6

I take part in some Django poroject and we use geo data (with GeoDjango). I have installed PostGis as it described on AWS docs.

We have a lot of some points (markers) on the map. And we need to cluster them.

I found one library anycluster. This library need the PostgreSQL extension named kmeans-postgresql be installed on the Postgre database.

But my database is located on Amazon RDS. And I can't connect to it by SSH in order to install an extension...

Anybody knows how can I install kmeans-postgresql extension on my Amazon RDS database?

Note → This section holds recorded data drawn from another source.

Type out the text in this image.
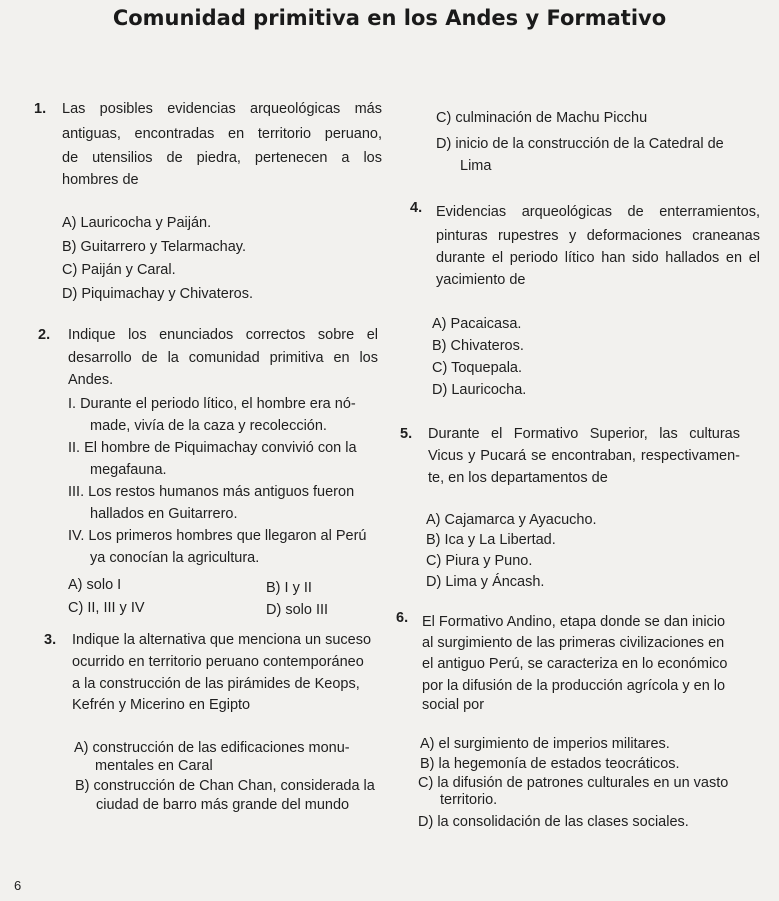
Comunidad primitiva en los Andes y Formativo
1. Las posibles evidencias arqueológicas más
antiguas, encontradas en territorio peruano,
de utensilios de piedra, pertenecen a los
hombres de
A) Lauricocha y Paiján.
B) Guitarrero y Telarmachay.
C) Paiján y Caral.
D) Piquimachay y Chivateros.
2. Indique los enunciados correctos sobre el
desarrollo de la comunidad primitiva en los
Andes.
I. Durante el periodo lítico, el hombre era nó-
made, vivía de la caza y recolección.
II. El hombre de Piquimachay convivió con la
megafauna.
III. Los restos humanos más antiguos fueron
hallados en Guitarrero.
IV. Los primeros hombres que llegaron al Perú
ya conocían la agricultura.
A) solo I	B) I y II
C) II, III y IV	D) solo III
3. Indique la alternativa que menciona un suceso
ocurrido en territorio peruano contemporáneo
a la construcción de las pirámides de Keops,
Kefrén y Micerino en Egipto
A) construcción de las edificaciones monu-
mentales en Caral
B) construcción de Chan Chan, considerada la
ciudad de barro más grande del mundo
C) culminación de Machu Picchu
D) inicio de la construcción de la Catedral de
Lima
4. Evidencias arqueológicas de enterramientos,
pinturas rupestres y deformaciones craneanas
durante el periodo lítico han sido hallados en el
yacimiento de
A) Pacaicasa.
B) Chivateros.
C) Toquepala.
D) Lauricocha.
5. Durante el Formativo Superior, las culturas
Vicus y Pucará se encontraban, respectivamen-
te, en los departamentos de
A) Cajamarca y Ayacucho.
B) Ica y La Libertad.
C) Piura y Puno.
D) Lima y Áncash.
6. El Formativo Andino, etapa donde se dan inicio
al surgimiento de las primeras civilizaciones en
el antiguo Perú, se caracteriza en lo económico
por la difusión de la producción agrícola y en lo
social por
A) el surgimiento de imperios militares.
B) la hegemonía de estados teocráticos.
C) la difusión de patrones culturales en un vasto
territorio.
D) la consolidación de las clases sociales.
6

Or maybe you can advise me other ways of clustering?

Anton
  • 420
  • 5
  • 15

2 Answers2

5

The K-Means It is a really complex calculation that is useful to data mining and cluster analysis ( you can see more about it in the wikipedia page https://en.wikipedia.org/wiki/K-means_clustering ). It have a big complexity when have to deal with many points. The K-means extension to postgresql http://pgxn.org/dist/kmeans/doc/kmeans.html it is written in C and compiled in the database machine. This brings a better performance compared to an procedure in plpgsql. Unfortunately as @estevao_lucas answered, this extension it is not enabled into Amazon RDS.

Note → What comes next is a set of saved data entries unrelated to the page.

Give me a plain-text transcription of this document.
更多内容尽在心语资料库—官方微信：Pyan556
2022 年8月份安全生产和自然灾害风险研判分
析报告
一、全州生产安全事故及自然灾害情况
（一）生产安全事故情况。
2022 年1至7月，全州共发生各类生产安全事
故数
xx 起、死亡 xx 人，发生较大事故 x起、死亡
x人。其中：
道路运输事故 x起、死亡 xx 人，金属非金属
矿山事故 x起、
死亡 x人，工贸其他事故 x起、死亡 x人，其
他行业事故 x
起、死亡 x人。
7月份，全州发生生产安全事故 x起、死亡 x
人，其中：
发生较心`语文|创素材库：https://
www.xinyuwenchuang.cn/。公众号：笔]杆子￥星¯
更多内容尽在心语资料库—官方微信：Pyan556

If you really need the k-means result, I translated this implementation of it, created by Joni Salonen in http://jonisalonen.com/2012/k-means-clustering-in-mysql/ and changed to plpgsql https://gist.github.com/thiagomata/a9737c3455d6248bef9f. This function uses temporary table. It is possible change it to use only arrays of Pins, if you wanna to.

But, if you only need to show some pins in a map, you will probably be happy with a really faster and simpler function that groups the results into an [x,y] matrix. I have created such function because the kmeans function was taking too much time to process my database (with a lot more than 400K elements). So this implementation is really faster, but does not have all the features you would expect from the K-means module. Besides that, this grid function https://gist.github.com/thiagomata/18ea14853998468c1a1d returns very good results, when the goal it is to show a big number of pins in a map. Example of Grid Result

culebrón
  • 34,265
  • 20
  • 72
  • 110
Thiago Mata
  • 2,825
  • 33
  • 32
  • Thank you! Your functions are very useful! I decided do not use k-means because I need dynamic solution. And I have to cluster my markers on the server side. My markers are often filtered by users. My solution based on Quadtree. Each marker has its quadcode (lat,lon are constant). So you can query it and cluster through PostGis and a small SQL request. – Anton May 26 '16 at 12:13
1

You can just install supported extensions on Amazon RDS and Kmeans isn't it.

ERROR: Extension "kmeans" is not supported by Amazon RDS DETAIL: Installing the extension "kmeans" failed, because it is not on the list of extensions supported by Amazon RDS. HINT: Amazon RDS allows users with rds_superuser role to install supported extensions. See: SHOW rds.extensions; alexandria_development=> SHOW rds.extensions

RDS extensions:

btree_gin, btree_gist, chkpass, citext, cube, dblink, dict_int, dict_xsyn, earthdistance, fuzzystrmatch, hstore, intagg, intarray, isn, ltree, pgcrypto, pgrowlocks, pg_prewarm, pg_stat_statements, pg_trgm, plcoffee, plls, plperl, plpgsql, pltcl, plv8, postgis, postgis_tiger_geocoder, postgis_topology, postgres_fdw, sslinfo, tablefunc, test_parser, tsearch2, unaccent, uuid-ossp

Estevão Lucas
  • 4,440
  • 34
  • 37